Es cosa seria Mikel Amondarain. Es cosa seria. Porque no sólo se metió en la Primera como si ya tuviera más de cien partidos en Primera, sino que en apenas diez meses en la máxima categoría, hizo olvidar nada menos que al ex capitán del equipo, Santiago Ascacibar, en su partida a Boca. Una vez más, ahora por Copa Argentina, el Vasco apareció en todo esplendor. Otro gol, el segundo el hilo, para sellar el 3 a 0 ante Central, en una semana que le costará olvidar, sin dudas la mejor de su carrera.
El Vasco, que venía de ser el héroe ante el DIM, volvió otra vez a marcar sobre la hora un gol que dice mucho. Esta vez no se gritó como aquel en UNO por la Libertadores, pero sí muestra de lo que es capaz este chico de 21 años, porque hasta el último minuto intentó convertir. Y lo hizo. No sólo corrió, jugó, acompañó y patrulló. Además, volvió a pisar el área con decisión y contundencia.
Un rato antes del 3 a 0, había tenido otra chance en el área, pero finalmente terminó abriendo sus piernas para dejarla pasar y que Alario pudiera definir, aunque la pelota terminó en las manos de Ledesma.
Como fuera, Amondarain vivió una semana soñada.
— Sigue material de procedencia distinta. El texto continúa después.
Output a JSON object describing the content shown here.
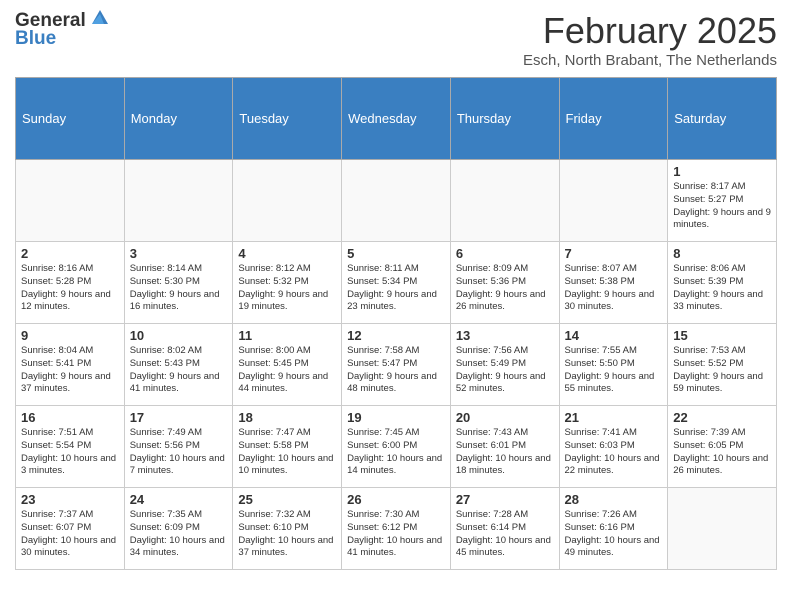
{
  "header": {
    "logo_line1": "General",
    "logo_line2": "Blue",
    "month": "February 2025",
    "location": "Esch, North Brabant, The Netherlands"
  },
  "days_of_week": [
    "Sunday",
    "Monday",
    "Tuesday",
    "Wednesday",
    "Thursday",
    "Friday",
    "Saturday"
  ],
  "weeks": [
    [
      {
        "day": "",
        "info": ""
      },
      {
        "day": "",
        "info": ""
      },
      {
        "day": "",
        "info": ""
      },
      {
        "day": "",
        "info": ""
      },
      {
        "day": "",
        "info": ""
      },
      {
        "day": "",
        "info": ""
      },
      {
        "day": "1",
        "info": "Sunrise: 8:17 AM\nSunset: 5:27 PM\nDaylight: 9 hours and 9 minutes."
      }
    ],
    [
      {
        "day": "2",
        "info": "Sunrise: 8:16 AM\nSunset: 5:28 PM\nDaylight: 9 hours and 12 minutes."
      },
      {
        "day": "3",
        "info": "Sunrise: 8:14 AM\nSunset: 5:30 PM\nDaylight: 9 hours and 16 minutes."
      },
      {
        "day": "4",
        "info": "Sunrise: 8:12 AM\nSunset: 5:32 PM\nDaylight: 9 hours and 19 minutes."
      },
      {
        "day": "5",
        "info": "Sunrise: 8:11 AM\nSunset: 5:34 PM\nDaylight: 9 hours and 23 minutes."
      },
      {
        "day": "6",
        "info": "Sunrise: 8:09 AM\nSunset: 5:36 PM\nDaylight: 9 hours and 26 minutes."
      },
      {
        "day": "7",
        "info": "Sunrise: 8:07 AM\nSunset: 5:38 PM\nDaylight: 9 hours and 30 minutes."
      },
      {
        "day": "8",
        "info": "Sunrise: 8:06 AM\nSunset: 5:39 PM\nDaylight: 9 hours and 33 minutes."
      }
    ],
    [
      {
        "day": "9",
        "info": "Sunrise: 8:04 AM\nSunset: 5:41 PM\nDaylight: 9 hours and 37 minutes."
      },
      {
        "day": "10",
        "info": "Sunrise: 8:02 AM\nSunset: 5:43 PM\nDaylight: 9 hours and 41 minutes."
      },
      {
        "day": "11",
        "info": "Sunrise: 8:00 AM\nSunset: 5:45 PM\nDaylight: 9 hours and 44 minutes."
      },
      {
        "day": "12",
        "info": "Sunrise: 7:58 AM\nSunset: 5:47 PM\nDaylight: 9 hours and 48 minutes."
      },
      {
        "day": "13",
        "info": "Sunrise: 7:56 AM\nSunset: 5:49 PM\nDaylight: 9 hours and 52 minutes."
      },
      {
        "day": "14",
        "info": "Sunrise: 7:55 AM\nSunset: 5:50 PM\nDaylight: 9 hours and 55 minutes."
      },
      {
        "day": "15",
        "info": "Sunrise: 7:53 AM\nSunset: 5:52 PM\nDaylight: 9 hours and 59 minutes."
      }
    ],
    [
      {
        "day": "16",
        "info": "Sunrise: 7:51 AM\nSunset: 5:54 PM\nDaylight: 10 hours and 3 minutes."
      },
      {
        "day": "17",
        "info": "Sunrise: 7:49 AM\nSunset: 5:56 PM\nDaylight: 10 hours and 7 minutes."
      },
      {
        "day": "18",
        "info": "Sunrise: 7:47 AM\nSunset: 5:58 PM\nDaylight: 10 hours and 10 minutes."
      },
      {
        "day": "19",
        "info": "Sunrise: 7:45 AM\nSunset: 6:00 PM\nDaylight: 10 hours and 14 minutes."
      },
      {
        "day": "20",
        "info": "Sunrise: 7:43 AM\nSunset: 6:01 PM\nDaylight: 10 hours and 18 minutes."
      },
      {
        "day": "21",
        "info": "Sunrise: 7:41 AM\nSunset: 6:03 PM\nDaylight: 10 hours and 22 minutes."
      },
      {
        "day": "22",
        "info": "Sunrise: 7:39 AM\nSunset: 6:05 PM\nDaylight: 10 hours and 26 minutes."
      }
    ],
    [
      {
        "day": "23",
        "info": "Sunrise: 7:37 AM\nSunset: 6:07 PM\nDaylight: 10 hours and 30 minutes."
      },
      {
        "day": "24",
        "info": "Sunrise: 7:35 AM\nSunset: 6:09 PM\nDaylight: 10 hours and 34 minutes."
      },
      {
        "day": "25",
        "info": "Sunrise: 7:32 AM\nSunset: 6:10 PM\nDaylight: 10 hours and 37 minutes."
      },
      {
        "day": "26",
        "info": "Sunrise: 7:30 AM\nSunset: 6:12 PM\nDaylight: 10 hours and 41 minutes."
      },
      {
        "day": "27",
        "info": "Sunrise: 7:28 AM\nSunset: 6:14 PM\nDaylight: 10 hours and 45 minutes."
      },
      {
        "day": "28",
        "info": "Sunrise: 7:26 AM\nSunset: 6:16 PM\nDaylight: 10 hours and 49 minutes."
      },
      {
        "day": "",
        "info": ""
      }
    ]
  ]
}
Por su gol en la Libertadores que se gritó como nunca en UNO y por este tercer gol con una definición bien de nueve, casi a lo Carrillo, picándole la pelota al arquero de Central y marcando una goleada que tuvo olor a paliza.
Con este gol, Mikel llegó a los tres en el Pincha en sus 30 partidos en Primera. Lo particular es que ya convirtió uno en cada competencia: por el torneo local ante Unión, por la Libertadores ante el DIM y ahora por la Copa Argentina. ¿Podrá retenerlo el Pincha?